Anonymous calls for Internet blackout to protest CISPA
Anonymous has been calling on all websites to blackout their pages ever since the Cyber Intelligence Sharing and Protection Act (CISPA) passed the US House of Representatives on Thursday.
Over 450 websites joined the protest on Monday, blacking out their Internet pages. Site hackersnewsbulletin.com published a list of the participating websites.
In order to raise awareness for this legislation, Reddit has blacked out parts of its ‘subreddits’ sections - depending on the users' vote. It is still possible to “use the reddit - it would look a lot like /r/askreddit or /r/funny,” the website says on its page.
Meanwhile, Reddit's /r/worldnews section has been grayed out and shows a link “to help us stop CISPA”.
In a statement posted on Pastebin.com, the group has asked all the Internet users to dedicate
“at least a portion” of their day to help in the fight against CISPA.
If signed into action, the law would allow the US government to
extract private information from the Internet without a warrant. It
would also prevent anyone from suing companies for delivering such
“It’s the online equivalent of allowing a police officer to enter your home and start rummaging through your personal files without the permission of a court,” Anonymous compares.
However, the group also stressed the blackouts were necessary to attract attention, while the most important part was spreading awareness about the disputed law, and possible action against it.
The group did not mention planning any cyber-attacks to mark the protest day. Instead, it is up to the websites to decide if they’re going dark for 24 hours on Monday.
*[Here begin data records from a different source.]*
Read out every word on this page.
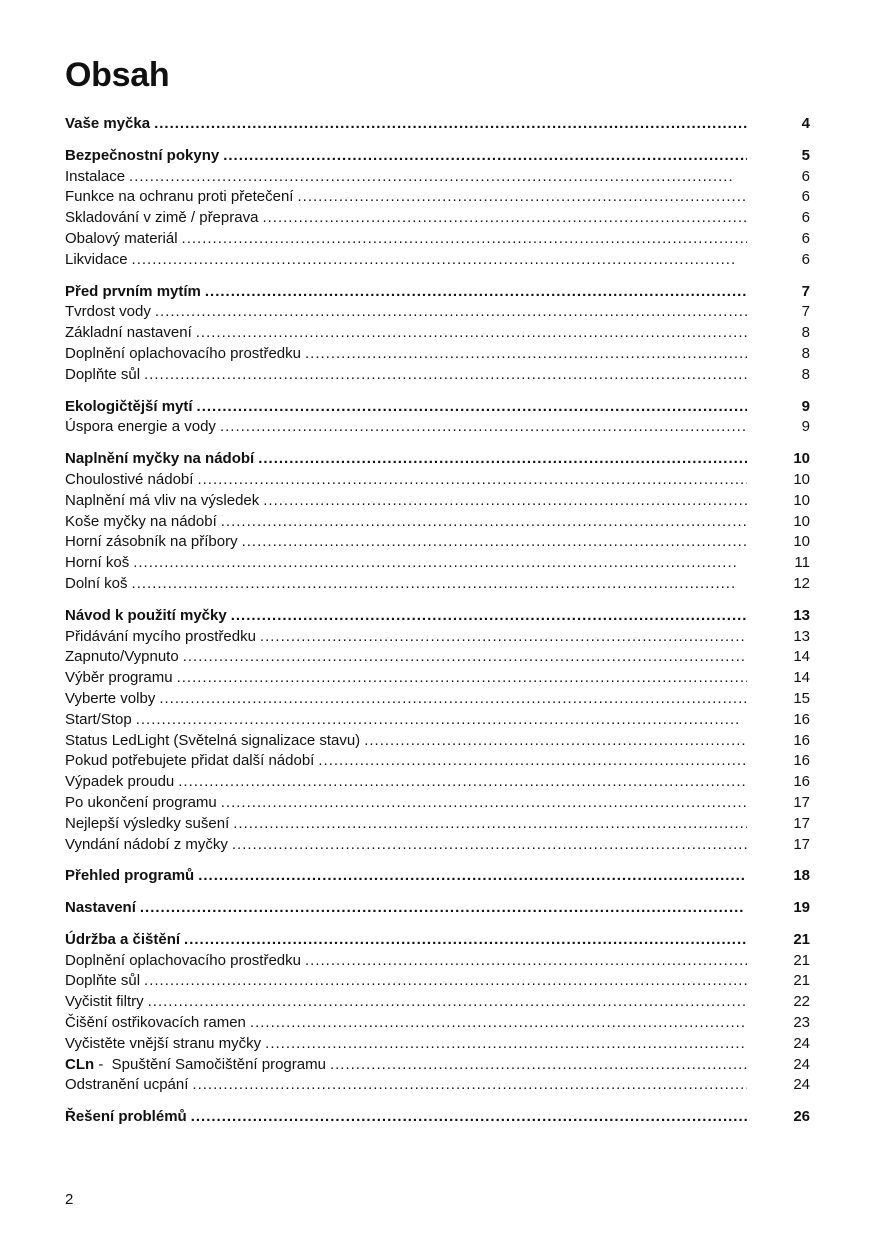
Obsah
Vaše myčka .....	4
Bezpečnostní pokyny .....	5
Instalace .....	6
Funkce na ochranu proti přetečení .....	6
Skladování v zimě / přeprava .....	6
Obalový materiál .....	6
Likvidace .....	6
Před prvním mytím .....	7
Tvrdost vody .....	7
Základní nastavení .....	8
Doplnění oplachovacího prostředku .....	8
Doplňte sůl .....	8
Ekologičtější mytí .....	9
Úspora energie a vody .....	9
Naplnění myčky na nádobí .....	10
Choulostivé nádobí .....	10
Naplnění má vliv na výsledek .....	10
Koše myčky na nádobí .....	10
Horní zásobník na příbory .....	10
Horní koš .....	11
Dolní koš .....	12
Návod k použití myčky .....	13
Přidávání mycího prostředku .....	13
Zapnuto/Vypnuto .....	14
Výběr programu .....	14
Vyberte volby .....	15
Start/Stop .....	16
Status LedLight (Světelná signalizace stavu) .....	16
Pokud potřebujete přidat další nádobí .....	16
Výpadek proudu .....	16
Po ukončení programu .....	17
Nejlepší výsledky sušení .....	17
Vyndání nádobí z myčky .....	17
Přehled programů .....	18
Nastavení .....	19
Údržba a čištění .....	21
Doplnění oplachovacího prostředku .....	21
Doplňte sůl .....	21
Vyčistit filtry .....	22
Čišění ostřikovacích ramen .....	23
Vyčistěte vnější stranu myčky .....	24
CLn -  Spuštění Samočištění programu .....	24
Odstranění ucpání .....	24
Řešení problémů .....	26
2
So far, it has remained unclear how many websites would participate.
Over the weekend, Anonymous-linked accounts have been trying to get the hashtag #CISPABlackout to trend on Twitter, storming the social media outlet with related messages, pictures and video clips.
On January 18, 2012, the Internet blackout was used by more than 7,000 websites, including Wikipedia, Reddit and Google, marking the WWW-wide protest against SOPA (Stop Online Piracy Act) and PIPA (Protect IP Act), which were shelved indefinitely just days after the action.